Nous avons fait beaucoup d'efforts ces dernières années pour diminuer les sentiments anti-américains parmi les Iraniens parce que, aujourd'hui, l'anti-américanisme finit par favoriser l'islam fondamentaliste et les mollahs au pouvoir en Iran. Si vous retournez à nos publications en langue persane, ou à notre radio et télévision il y a dix ans, vous verrez que nous avons insisté sur ce point depuis le début du mouvement de résistance. Nous ne pouvons pas revenir à la même audience demain et dire quelque chose de 180 degrés différents. Le mouvement de résistance iranien et les Moudjahidine du peuple ont conduit sur une route pendant dix, douze, vingt ans à deux cent miles à l'heure. Si nous faisions un demi-tour de 180 degrés, nous perdrions nos supporters.
Il s'agit d'une stratégie pour nous et pas d'une tactique, c'est notre politique non seulement d'affronter le régime iranien, mais aussi pour l'avenir à long terme de l'Iran. C'est inquiétant pour nous que les États-Unis ne comprennent pas cette stratégie. Une politique de complaisance envers le régime iranien et l'hostilité envers la résistance iranienne renforce l'anti-américanisme en Iran.
Nous avons combattu le régime du chah pendant quatorze ans, mais cela fait maintenant seize ans de lutte contre le régime de Khomeiny. La question centrale entre Khomeiny et les Moudjahidine du peuple, tout au long de ces années, a été la question de la démocratie. Nous ne pouvons pas revenir sur ces positions dont nous parlions à l'époque du chah.
MEQ: Souhaitez-vous reconnaître que les Moudjahidine ont fait quelques erreurs majeures? Diriez-vous que vous avez appris des leçons importantes de ces dernières années par rapport aux États-Unis?
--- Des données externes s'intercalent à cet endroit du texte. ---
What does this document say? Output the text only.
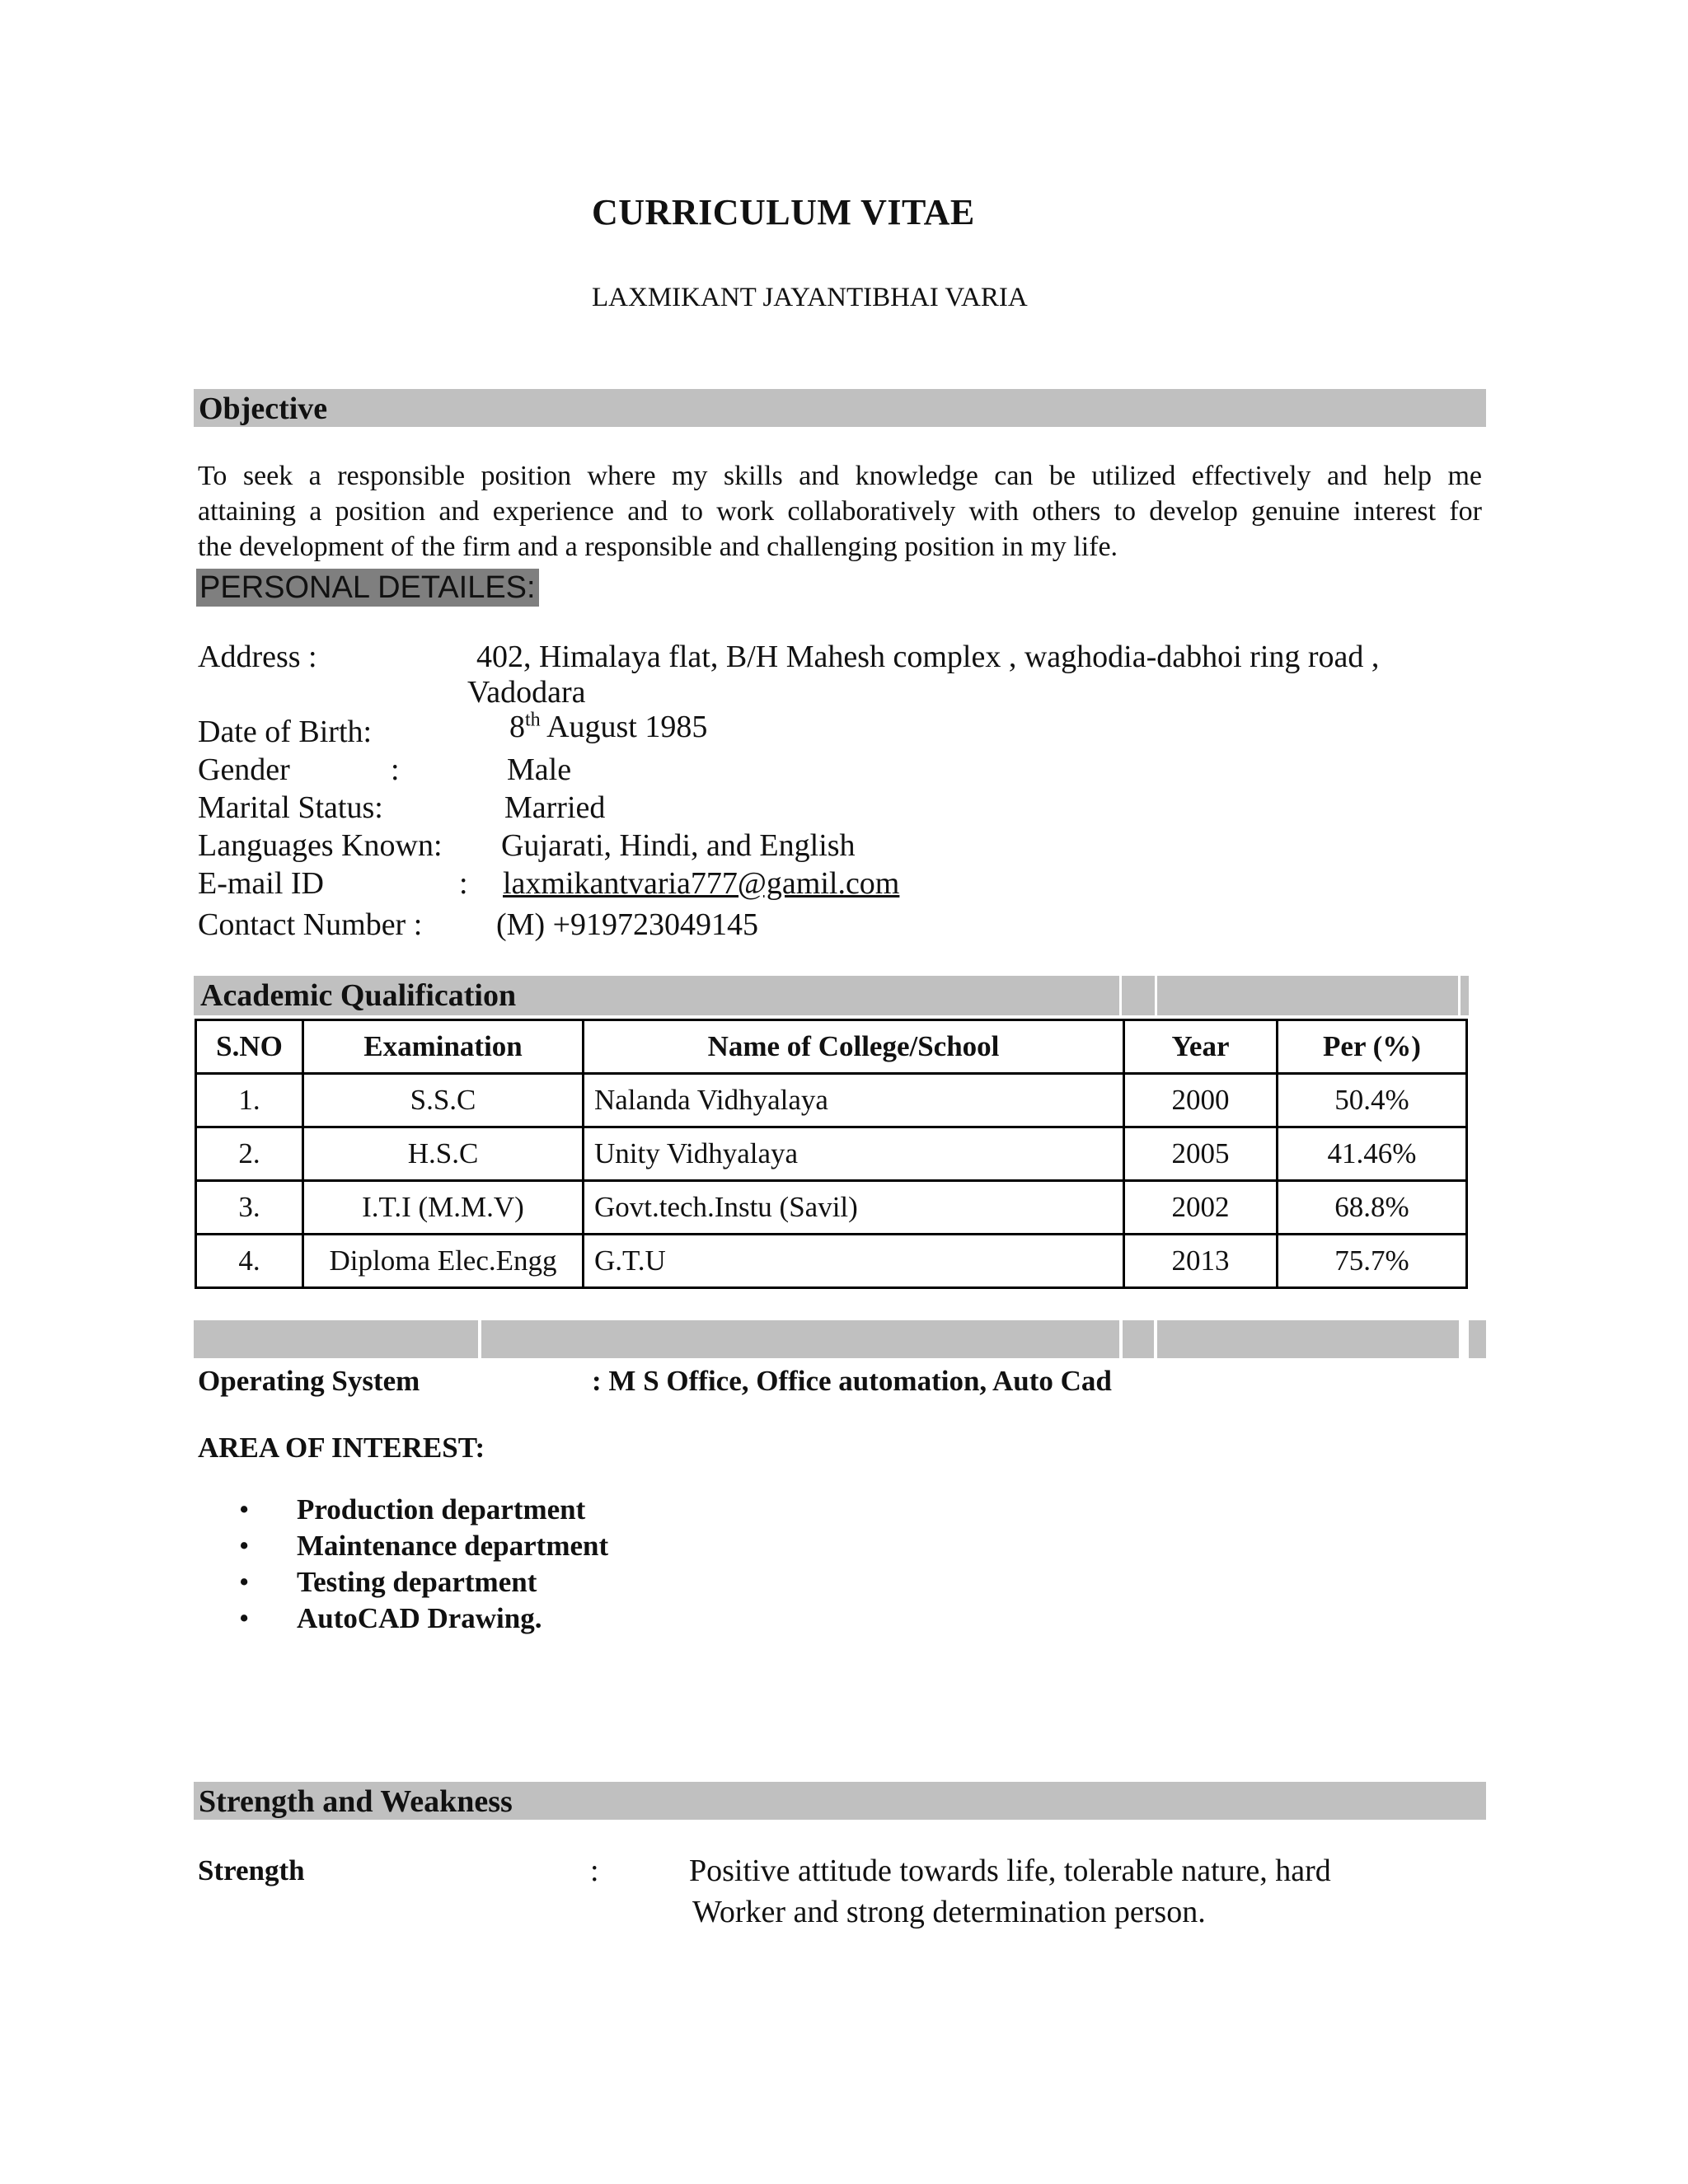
CURRICULUM VITAE
LAXMIKANT JAYANTIBHAI VARIA
Objective
To seek a responsible position where my skills and knowledge can be utilized effectively and help me
attaining a position and experience and to work collaboratively with others to develop genuine interest for
the development of the firm and a responsible and challenging position in my life.
PERSONAL DETAILES:
Address :	402, Himalaya flat, B/H Mahesh complex , waghodia-dabhoi ring road ,
Vadodara
Date of Birth:	8th August 1985
Gender	:	Male
Marital Status:	Married
Languages Known: Gujarati, Hindi, and English
E-mail ID	: laxmikantvaria777@gamil.com
Contact Number : (M) +919723049145
Academic Qualification
S.NO	Examination	Name of College/School	Year	Per (%)
1.	S.S.C	Nalanda Vidhyalaya	2000	50.4%
2.	H.S.C	Unity Vidhyalaya	2005	41.46%
3.	I.T.I (M.M.V)	Govt.tech.Instu (Savil)	2002	68.8%
4.	Diploma Elec.Engg	G.T.U	2013	75.7%
Operating System	: M S Office, Office automation, Auto Cad
AREA OF INTEREST:
• Production department
• Maintenance department
• Testing department
• AutoCAD Drawing.
Strength and Weakness
Strength	:	Positive attitude towards life, tolerable nature, hard
Worker and strong determination person.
Mohaddessin: nous avons surestimé la compréhension du Département d'État en ce qui concerne les développements et les événements en Iran. Nous avons pensé qu'il mènerait une politique plus réaliste en ce qui concerne l'Iran.
MEQ: S'il vous plaît, nous ne sommes pas en train de poser des questions sur le département d'Etat, mais sur les Moudjahidine du peuple. Diriez-vous que vous avez fait des erreurs majeures avant 1981, actions que vous regrettez aujourd'hui, et dont vous avez tiré les leçons.
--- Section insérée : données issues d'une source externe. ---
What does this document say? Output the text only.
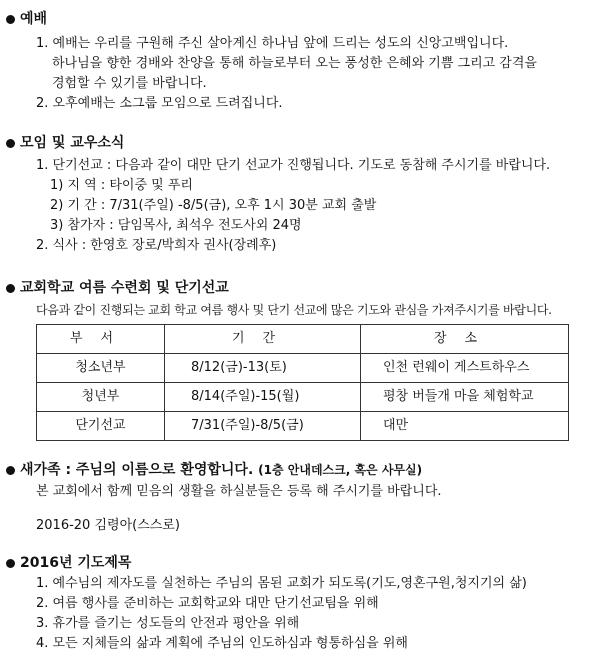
예배
1. 예배는 우리를 구원해 주신 살아계신 하나님 앞에 드리는 성도의 신앙고백입니다.
하나님을 향한 경배와 찬양을 통해 하늘로부터 오는 풍성한 은혜와 기쁨 그리고 감격을
경험할 수 있기를 바랍니다.
2. 오후예배는 소그룹 모임으로 드려집니다.
모임 및 교우소식
1. 단기선교 : 다음과 같이 대만 단기 선교가 진행됩니다. 기도로 동참해 주시기를 바랍니다.
1) 지 역 : 타이중 및 푸리
2) 기 간 : 7/31(주일) -8/5(금), 오후 1시 30분 교회 출발
3) 참가자 : 담임목사, 최석우 전도사외 24명
2. 식사 : 한영호 장로/박희자 권사(장례후)
교회학교 여름 수련회 및 단기선교
다음과 같이 진행되는 교회 학교 여름 행사 및 단기 선교에 많은 기도와 관심을 가져주시기를 바랍니다.
부서	기간	장소
청소년부	8/12(금)-13(토)	인천 런웨이 게스트하우스
청년부	8/14(주일)-15(월)	평창 버들개 마을 체험학교
단기선교	7/31(주일)-8/5(금)	대만
새가족 : 주님의 이름으로 환영합니다. (1층 안내데스크, 혹은 사무실)
본 교회에서 함께 믿음의 생활을 하실분들은 등록 해 주시기를 바랍니다.
2016-20 김령아(스스로)
2016년 기도제목
1. 예수님의 제자도를 실천하는 주님의 몸된 교회가 되도록(기도,영혼구원,청지기의 삶)
2. 여름 행사를 준비하는 교회학교와 대만 단기선교팀을 위해
3. 휴가를 즐기는 성도들의 안전과 평안을 위해
4. 모든 지체들의 삶과 계획에 주님의 인도하심과 형통하심을 위해
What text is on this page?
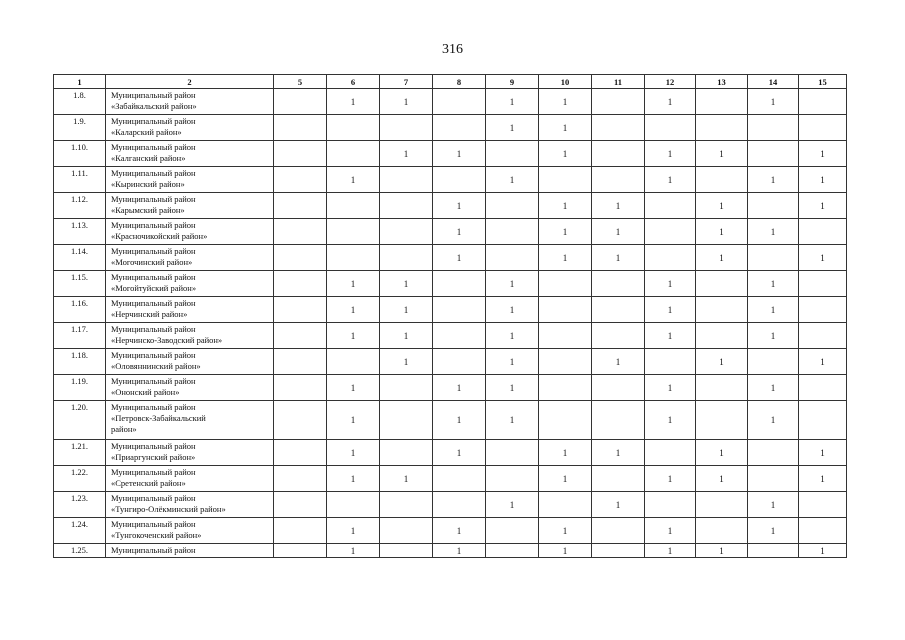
316
1	2	5	6	7	8	9	10	11	12	13	14	15
1.8.	Муниципальный район
«Забайкальский район»		1	1		1	1		1		1	
1.9.	Муниципальный район
«Каларский район»					1	1					
1.10.	Муниципальный район
«Калганский район»			1	1		1		1	1		1
1.11.	Муниципальный район
«Кыринский район»		1			1			1		1	1
1.12.	Муниципальный район
«Карымский район»				1		1	1		1		1
1.13.	Муниципальный район
«Красночикойский район»				1		1	1		1	1	
1.14.	Муниципальный район
«Могочинский район»				1		1	1		1		1
1.15.	Муниципальный район
«Могойтуйский район»		1	1		1			1		1	
1.16.	Муниципальный район
«Нерчинский район»		1	1		1			1		1	
1.17.	Муниципальный район
«Нерчинско-Заводский район»		1	1		1			1		1	
1.18.	Муниципальный район
«Оловяннинский район»			1		1		1		1		1
1.19.	Муниципальный район
«Ононский район»		1		1	1			1		1	
1.20.	Муниципальный район
«Петровск-Забайкальский
район»		1		1	1			1		1	
1.21.	Муниципальный район
«Приаргунский район»		1		1		1	1		1		1
1.22.	Муниципальный район
«Сретенский район»		1	1			1		1	1		1
1.23.	Муниципальный район
«Тунгиро-Олёкминский район»					1		1			1	
1.24.	Муниципальный район
«Тунгокоченский район»		1		1		1		1		1	
1.25.	Муниципальный район		1		1		1		1	1		1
Mohaddessin: Notre stratégie politique au temps du Shah, mais pas nécessairement notre tactique, était la bonne. Nous ne pouvions en aucun cas être amicaux avec les Etats-Unis à l'époque. La stratégie que nous avons graduellement mis en place tout de suite après la chute du Shah - progressivement pour contenir l'anti-américanisme en Iran et progresser vers des relations normales avec le reste du monde - a été la bonne stratégie, même si le changement prend du temps.
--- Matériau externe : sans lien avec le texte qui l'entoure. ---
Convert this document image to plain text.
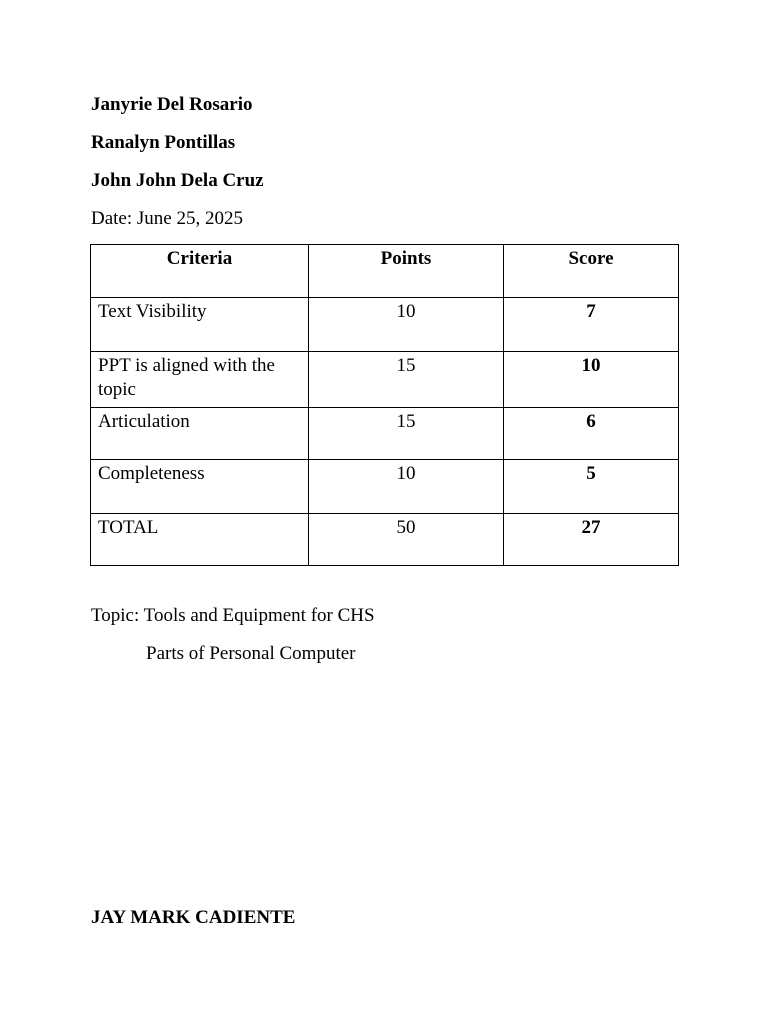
Janyrie Del Rosario
Ranalyn Pontillas
John John Dela Cruz
Date: June 25, 2025
Criteria	Points	Score
Text Visibility	10	7
PPT is aligned with the topic	15	10
Articulation	15	6
Completeness	10	5
TOTAL	50	27
Topic: Tools and Equipment for CHS
Parts of Personal Computer
JAY MARK CADIENTE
1 Patrick Clawson, Défi de l'Iran lancé à l'Occident: Comment, quand et pourquoi (Washington, DC: Institut de Washington pour la politique au Proche-Orient, 1993), pp. 46-47.
2 Comité des affaires étrangères, Le Conseil national de la Résistance d'Iran, la démocratie trahie: Une réponse au Rapport du Département d'Etat américain sur les Moudjahidine du peuple et la Résistance iranienne, Washington (DC: Le Conseil national de la Résistance d'Iran, 1995), pp 89. -90.
3 "Félicitations de la part de l'OMPI à l'héroïque peuple d'Iran à l'occasion de la rupture des relations diplomatiques de l'Amérique avec l'ordre que l'Iran fasse la rupture totale de son propre côté," Mojahed, avr. 1980, p. 8.
4 "Invitation à l'unité d'action», Mojahed, mai 1980, p. 8.